More than a decade ago, Snyder’s studies of the effect of light on the retina, and how the brain processes the incoming images and information, got him interested in autism. Autistic people don’t process information in the same way the rest of us do; in some ways, their brains seem less functional than normal people’s, but certain rare autistic people can exhibit extraordinary, superhuman mental skills of a very specific kind. Called savants, they are the kinds of mathematical and artistic geniuses about whom movies such as “Rain Man” are made. 

What Snyder started wondering, based on both natural and injury-induced brain function, was whether these fantastic creative and mathematical skills were latent in all of us, but appeared only in a very few people because the parts of their brains that would normally block the skills weren’t working.

So Snyder tested his idea by … applying magnets to the left sides of people’s brains to see if they would temporarily become savants.

“Snyder’s ideas sound very New Age. That is why people are skeptical,” said eminent neuroscientist V.S. Ramachandran, head of the Center for Brain and Cognition at the University of California-San Diego, in the February 2002 issue of Discovery. “I have a more open mind than most of my colleagues simply because I have seen [sudden-onset savant cases] happen.”        
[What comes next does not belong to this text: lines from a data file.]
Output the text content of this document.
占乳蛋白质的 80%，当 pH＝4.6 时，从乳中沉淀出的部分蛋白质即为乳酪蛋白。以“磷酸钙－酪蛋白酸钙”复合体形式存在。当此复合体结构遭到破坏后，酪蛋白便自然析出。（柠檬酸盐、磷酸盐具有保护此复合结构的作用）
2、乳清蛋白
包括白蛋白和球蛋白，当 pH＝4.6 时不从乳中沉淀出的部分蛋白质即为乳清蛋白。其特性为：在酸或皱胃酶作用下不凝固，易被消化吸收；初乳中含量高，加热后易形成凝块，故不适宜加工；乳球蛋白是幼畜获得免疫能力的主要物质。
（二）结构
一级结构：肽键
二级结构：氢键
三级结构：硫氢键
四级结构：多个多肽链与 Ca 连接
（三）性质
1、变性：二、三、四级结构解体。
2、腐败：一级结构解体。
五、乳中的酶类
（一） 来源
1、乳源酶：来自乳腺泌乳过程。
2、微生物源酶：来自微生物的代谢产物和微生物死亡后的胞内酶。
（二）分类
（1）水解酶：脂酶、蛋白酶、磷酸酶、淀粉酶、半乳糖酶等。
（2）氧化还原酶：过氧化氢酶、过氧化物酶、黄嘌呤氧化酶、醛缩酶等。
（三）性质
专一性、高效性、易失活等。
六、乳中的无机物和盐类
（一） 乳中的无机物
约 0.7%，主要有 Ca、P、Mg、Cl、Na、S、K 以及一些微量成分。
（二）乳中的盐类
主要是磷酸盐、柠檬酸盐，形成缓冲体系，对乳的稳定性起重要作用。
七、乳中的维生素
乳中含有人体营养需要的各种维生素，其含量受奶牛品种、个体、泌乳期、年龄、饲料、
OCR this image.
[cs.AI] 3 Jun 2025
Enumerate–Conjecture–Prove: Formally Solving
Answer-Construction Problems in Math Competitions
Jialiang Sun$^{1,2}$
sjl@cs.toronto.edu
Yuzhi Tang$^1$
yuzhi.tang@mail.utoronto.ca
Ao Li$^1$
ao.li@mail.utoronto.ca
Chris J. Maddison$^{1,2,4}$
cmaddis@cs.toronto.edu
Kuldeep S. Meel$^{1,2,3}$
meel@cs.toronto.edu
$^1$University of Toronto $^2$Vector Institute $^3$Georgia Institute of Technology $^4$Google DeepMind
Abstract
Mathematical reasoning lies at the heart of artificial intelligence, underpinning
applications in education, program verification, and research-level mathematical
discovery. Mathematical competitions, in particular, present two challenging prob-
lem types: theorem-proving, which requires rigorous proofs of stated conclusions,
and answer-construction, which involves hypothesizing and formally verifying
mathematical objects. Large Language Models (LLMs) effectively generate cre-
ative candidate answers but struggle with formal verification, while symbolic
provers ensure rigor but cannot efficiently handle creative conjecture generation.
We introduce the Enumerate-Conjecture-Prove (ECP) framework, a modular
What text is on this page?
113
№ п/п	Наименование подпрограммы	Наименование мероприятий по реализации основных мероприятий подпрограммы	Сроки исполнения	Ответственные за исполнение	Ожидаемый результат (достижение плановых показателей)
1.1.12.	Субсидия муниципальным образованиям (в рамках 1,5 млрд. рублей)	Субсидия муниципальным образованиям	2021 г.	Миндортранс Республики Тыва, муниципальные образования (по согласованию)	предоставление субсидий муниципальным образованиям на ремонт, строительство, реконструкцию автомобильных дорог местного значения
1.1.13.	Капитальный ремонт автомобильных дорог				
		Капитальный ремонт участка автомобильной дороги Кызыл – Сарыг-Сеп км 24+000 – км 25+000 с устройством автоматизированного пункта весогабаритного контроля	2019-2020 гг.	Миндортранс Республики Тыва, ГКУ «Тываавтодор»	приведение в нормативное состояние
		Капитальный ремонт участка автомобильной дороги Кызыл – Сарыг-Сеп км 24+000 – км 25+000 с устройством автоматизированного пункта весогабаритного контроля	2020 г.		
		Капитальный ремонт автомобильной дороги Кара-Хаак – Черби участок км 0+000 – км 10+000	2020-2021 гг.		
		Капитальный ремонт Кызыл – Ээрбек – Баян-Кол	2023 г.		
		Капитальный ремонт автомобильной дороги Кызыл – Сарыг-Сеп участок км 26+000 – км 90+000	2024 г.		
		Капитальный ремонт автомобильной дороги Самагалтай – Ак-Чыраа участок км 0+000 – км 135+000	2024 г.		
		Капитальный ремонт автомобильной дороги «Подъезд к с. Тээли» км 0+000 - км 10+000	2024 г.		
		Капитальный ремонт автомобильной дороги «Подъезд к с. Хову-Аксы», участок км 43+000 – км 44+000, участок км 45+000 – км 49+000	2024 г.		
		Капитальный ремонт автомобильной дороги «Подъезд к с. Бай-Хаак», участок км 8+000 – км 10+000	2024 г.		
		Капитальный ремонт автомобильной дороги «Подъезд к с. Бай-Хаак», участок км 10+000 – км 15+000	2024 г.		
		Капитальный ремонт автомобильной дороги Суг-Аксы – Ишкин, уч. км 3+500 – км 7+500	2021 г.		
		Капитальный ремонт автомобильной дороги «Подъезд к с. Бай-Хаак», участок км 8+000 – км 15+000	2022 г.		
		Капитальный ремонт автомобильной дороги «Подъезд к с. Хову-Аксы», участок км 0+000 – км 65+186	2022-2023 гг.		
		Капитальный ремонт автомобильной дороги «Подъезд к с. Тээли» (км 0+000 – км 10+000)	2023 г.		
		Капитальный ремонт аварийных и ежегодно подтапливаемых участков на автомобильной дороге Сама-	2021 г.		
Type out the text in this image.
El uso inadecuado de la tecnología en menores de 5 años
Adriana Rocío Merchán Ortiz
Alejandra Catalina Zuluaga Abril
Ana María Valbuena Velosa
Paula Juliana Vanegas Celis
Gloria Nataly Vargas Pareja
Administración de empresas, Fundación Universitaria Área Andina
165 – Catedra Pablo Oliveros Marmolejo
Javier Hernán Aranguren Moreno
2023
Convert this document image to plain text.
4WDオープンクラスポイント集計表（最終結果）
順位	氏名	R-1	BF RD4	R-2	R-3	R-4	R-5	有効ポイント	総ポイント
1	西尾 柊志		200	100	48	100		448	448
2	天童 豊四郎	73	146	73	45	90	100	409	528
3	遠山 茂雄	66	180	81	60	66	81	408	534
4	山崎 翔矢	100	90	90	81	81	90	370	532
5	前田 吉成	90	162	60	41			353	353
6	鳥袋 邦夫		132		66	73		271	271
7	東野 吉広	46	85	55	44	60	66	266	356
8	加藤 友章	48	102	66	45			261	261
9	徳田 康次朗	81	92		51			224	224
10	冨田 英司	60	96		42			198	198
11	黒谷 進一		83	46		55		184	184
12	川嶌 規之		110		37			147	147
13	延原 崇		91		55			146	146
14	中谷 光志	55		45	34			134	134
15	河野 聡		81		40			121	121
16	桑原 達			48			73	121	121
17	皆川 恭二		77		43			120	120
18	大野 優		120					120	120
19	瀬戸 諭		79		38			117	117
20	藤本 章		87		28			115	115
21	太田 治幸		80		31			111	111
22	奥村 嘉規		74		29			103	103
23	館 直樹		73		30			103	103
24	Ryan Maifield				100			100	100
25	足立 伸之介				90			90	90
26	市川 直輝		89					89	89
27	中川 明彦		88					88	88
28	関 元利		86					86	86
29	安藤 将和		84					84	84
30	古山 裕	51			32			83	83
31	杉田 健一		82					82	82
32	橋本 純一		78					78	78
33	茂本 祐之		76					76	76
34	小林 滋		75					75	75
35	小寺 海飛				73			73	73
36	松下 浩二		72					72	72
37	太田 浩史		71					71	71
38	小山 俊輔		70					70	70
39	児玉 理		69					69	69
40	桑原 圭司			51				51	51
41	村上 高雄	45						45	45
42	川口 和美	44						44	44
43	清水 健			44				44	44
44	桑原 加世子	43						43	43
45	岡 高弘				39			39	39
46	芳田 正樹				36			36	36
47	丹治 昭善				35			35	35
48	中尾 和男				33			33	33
Snyder wanted to see if the magnets would temporarily deactivate a particular brain area and so allow people to more accurately guess the number of objects in a large group.

Apparently, it worked. Since then, Snyder has been making a career out of  the idea that more of us could become what he calls creative “champions” by tapping our inner savants. He’s written a book called ”What Makes a Champion!” about the success secrets of highly accomplished people, held huge celebrity-laden “champion” events – billed as the Olympic Mind Games – before the 2000 and 2008 Olympics in Sydney and Beijing,  and become a fixture on the celebrity circuit, a one-odd-man media phenomenon touting a discovery that sounds about as believable as cold fusion. Or Uri Geller’s bent spoons.

Now, is this good or bad for creativity?

Creativity needs real champions. But while Snyder’s professional credentials ought to silence all cynics, his magical magnets and apparent self-obsession practically hand those cynics lie detectors and public-address systems.

I guess if his discovery ends up making us all geniuses, no one will care how flamboyantly shallow Snyder’s public persona seems. In the meantime, he seems to be enjoying the aviary.